In Madhya Pradesh, the gains of the Congress are even more remarkable than what the aggregate figures suggested: Not only has the party doubled the number of its seats, but this achievement is even more interesting when scrutinised at the local level.
First, the Congress has swept the polls in areas which used to be the BJP’s strongholds, including Malwa, the oldest bastion of the Hindutva forces where the Jana Sangh had carved out its first base and from where stalwarts of the BJP had been elected — including AB Vajpayee and Shivraj Chouhan who had won in Vidisha, a seat now lost to the Congress.
Second, the Grand Old Party has doubled the number of Scheduled Tribe seats, jumping from 15 to 30, including in regions where the BJP used to be strong like Khargone, the constituency of former Chief Minister Kailash Joshi.
Thirdly, and more importantly, while the performance of the Congress has much to do with its inroads in rural Madhya Pradesh — it bagged 78 of the 148 rural seats — it has almost caught up with the BJP in urban constituencies, which is probably the most unexpected result: It won 33 of the 82 urban seats.
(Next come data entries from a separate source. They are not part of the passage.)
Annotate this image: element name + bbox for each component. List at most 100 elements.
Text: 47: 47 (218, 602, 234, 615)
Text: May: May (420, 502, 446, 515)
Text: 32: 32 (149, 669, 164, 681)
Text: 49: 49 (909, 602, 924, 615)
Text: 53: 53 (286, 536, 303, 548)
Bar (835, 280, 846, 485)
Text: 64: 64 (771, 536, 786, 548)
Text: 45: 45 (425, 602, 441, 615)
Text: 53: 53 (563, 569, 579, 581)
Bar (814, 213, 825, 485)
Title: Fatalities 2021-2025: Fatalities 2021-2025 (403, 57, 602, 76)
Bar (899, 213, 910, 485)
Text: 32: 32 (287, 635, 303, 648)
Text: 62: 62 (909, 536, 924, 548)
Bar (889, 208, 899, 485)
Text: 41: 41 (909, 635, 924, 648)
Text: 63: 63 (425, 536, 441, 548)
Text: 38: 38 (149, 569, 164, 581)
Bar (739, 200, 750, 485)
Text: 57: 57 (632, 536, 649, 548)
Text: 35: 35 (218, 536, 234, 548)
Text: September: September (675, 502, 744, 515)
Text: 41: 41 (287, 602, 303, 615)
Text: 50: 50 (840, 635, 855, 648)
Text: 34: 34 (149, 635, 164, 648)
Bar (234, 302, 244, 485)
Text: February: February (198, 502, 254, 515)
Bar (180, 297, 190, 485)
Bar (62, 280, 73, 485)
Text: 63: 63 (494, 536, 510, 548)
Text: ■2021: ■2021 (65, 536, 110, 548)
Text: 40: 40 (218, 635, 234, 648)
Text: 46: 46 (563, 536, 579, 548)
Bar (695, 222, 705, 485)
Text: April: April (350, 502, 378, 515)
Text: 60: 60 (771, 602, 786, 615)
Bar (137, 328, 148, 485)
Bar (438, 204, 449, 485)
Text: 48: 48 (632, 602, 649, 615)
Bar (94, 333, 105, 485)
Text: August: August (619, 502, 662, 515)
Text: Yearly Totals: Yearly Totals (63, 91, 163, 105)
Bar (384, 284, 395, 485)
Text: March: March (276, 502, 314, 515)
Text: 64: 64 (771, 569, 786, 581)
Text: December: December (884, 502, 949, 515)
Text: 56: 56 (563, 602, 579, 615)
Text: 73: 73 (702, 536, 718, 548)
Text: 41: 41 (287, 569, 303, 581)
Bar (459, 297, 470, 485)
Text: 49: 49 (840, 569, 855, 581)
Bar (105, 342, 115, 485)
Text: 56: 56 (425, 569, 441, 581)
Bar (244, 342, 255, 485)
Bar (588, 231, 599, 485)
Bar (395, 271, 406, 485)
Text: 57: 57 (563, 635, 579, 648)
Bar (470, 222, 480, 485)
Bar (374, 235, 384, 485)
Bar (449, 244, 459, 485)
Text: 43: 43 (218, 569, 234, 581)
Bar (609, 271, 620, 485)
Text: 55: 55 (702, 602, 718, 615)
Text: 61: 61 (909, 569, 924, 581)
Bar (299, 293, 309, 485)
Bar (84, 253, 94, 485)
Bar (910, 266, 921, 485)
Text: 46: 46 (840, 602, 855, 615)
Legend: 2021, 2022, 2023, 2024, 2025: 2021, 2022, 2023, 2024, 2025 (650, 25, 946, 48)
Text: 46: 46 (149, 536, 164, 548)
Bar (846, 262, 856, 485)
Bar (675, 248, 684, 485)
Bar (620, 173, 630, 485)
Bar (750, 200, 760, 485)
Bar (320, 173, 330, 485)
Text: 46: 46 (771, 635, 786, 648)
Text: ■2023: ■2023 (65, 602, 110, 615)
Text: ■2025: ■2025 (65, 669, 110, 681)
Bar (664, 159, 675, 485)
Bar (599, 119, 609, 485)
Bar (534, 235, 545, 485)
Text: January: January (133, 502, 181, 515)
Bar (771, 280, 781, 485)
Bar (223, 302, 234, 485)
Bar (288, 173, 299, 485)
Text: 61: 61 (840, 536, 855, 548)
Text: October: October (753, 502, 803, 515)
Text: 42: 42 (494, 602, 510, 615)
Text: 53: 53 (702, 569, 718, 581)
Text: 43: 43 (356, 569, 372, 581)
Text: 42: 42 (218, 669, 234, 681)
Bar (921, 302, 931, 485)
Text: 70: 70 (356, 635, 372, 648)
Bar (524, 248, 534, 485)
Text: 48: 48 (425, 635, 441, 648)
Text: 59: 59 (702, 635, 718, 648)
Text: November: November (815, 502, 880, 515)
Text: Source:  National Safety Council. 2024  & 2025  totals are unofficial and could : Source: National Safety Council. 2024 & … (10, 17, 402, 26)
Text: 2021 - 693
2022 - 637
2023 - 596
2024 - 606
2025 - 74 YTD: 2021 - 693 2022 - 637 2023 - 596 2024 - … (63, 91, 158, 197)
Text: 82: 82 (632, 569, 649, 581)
How can we explain this “success story” that took place in spite of Chouhan visiting each district at least twice during the election campaign — he has held more than 300 meetings in all?
The BJP has been badly affected by the anti-incumbency effect that was bound to unfold after three terms. But for good reasons: The peasantry had been neglected in such a way that protests had multiplied in 2017, as evident from the Mandsaur district incidents last year; even more than the farmers, if we go by the Lokniti-CSDS-ABP survey of November last, the BJP had alienated the farm labourers who, after the reduction of the MGNREGA scheme, resented joblessness the most, the number one issue for everybody according to the survey; the tribals had also been at the receiving hand of the BJP’s policy vis-à-vis access to forest products and land. The government had not handled the caste issue very well either: On the one hand, it wanted to reassure the SC/STs after the dilution of the anti-atrocities act by the Supreme Court, on the other hand, it tried to resist the counter-mobilisation of the upper castes who got organised under the banner of the SAPAKS (Samanya Pichda Varg Alpsankhyak Karmachari Sangathan) and were behind the Savarna Bharat Bandh in September last.
Madhya Pradesh has been one of the states where Dalits mobilised the most intensely in reaction to the Supreme Court’s judgement, their protest resulting in police repression that caused eight casualties in Gwalior area in April last. The Lokniti-CSDS-ABP survey showed that the controversy over the SC/ST Act was “a very important election issue” for 50 per cent of the upper caste interviewees, 53 per cent of the Dalit interviewees and 62 per cent of the Adivasis. It also mentioned that corruption was a particularly salient issue in MP, the Vyapam state, compared to Rajasthan and Chhattisgarh.
This analysis needs to be qualified, though. First, the resilience of Chouhan after three terms is exceptional: After all, the BJP and Congress got the same percentage of the valid votes and the BJP lagged behind the Congress by only five seats. Second, the Congress won this election as much as the BJP lost it, as is evident from the impact of the party’s unity (in a state known for Congress factionalism), the effectiveness of Jyotiraditya Scindia’s campaigning and the relevance of Rahul Gandhi’s tactic, including his promises to waive farmers’ loans and his attacks on the BJP’s alleged corruption and demonetisation — as well as his visits to Hindu temples that deprived the BJP of its claim to solely represent the majority community, a move that did not prevent Kamal Nath from relating to Muslims directly. Incidentally, according to the Lokniti-CSDS-ABP survey, Rahul Gandhi was more popular in MP than in the other states which went to polls this time.
Can this scenario be a blueprint for 2019? Here, many “ifs” need to be factored in.
First, Rahul Gandhi, whose authority over the party — and on the Indian political scene at large — has suddenly increased, will have to contain the return of factionalism after the appointment of the chief minister, a decision that will inevitably result in frustrations and resentments. The chief architect of the Congress’ campaign in his capacity as MPCC president, Kamal Nath, is not as popular as Jyotiraditya Scindia in the state.
Secondly, the element of anti-incumbency that worked in favour of the Congress will have vanished. One implication of this development will be in respect to the shifting of supporters of BSP and other small parties like the Jai Adivasi Yuva Shakti that could not attract tribal voters in large numbers: While they sided with the Congress so as not to waste their vote this time, they may not feel the same way in 2019 — one more good reason for the Congress to tie up with the BSP next year, if this is not yet done. The Lokniti-CSDS-ABP survey shows that 56 per cent of “the BSP leaning voters” wanted a tie-up between the BSP and Congress before the elections.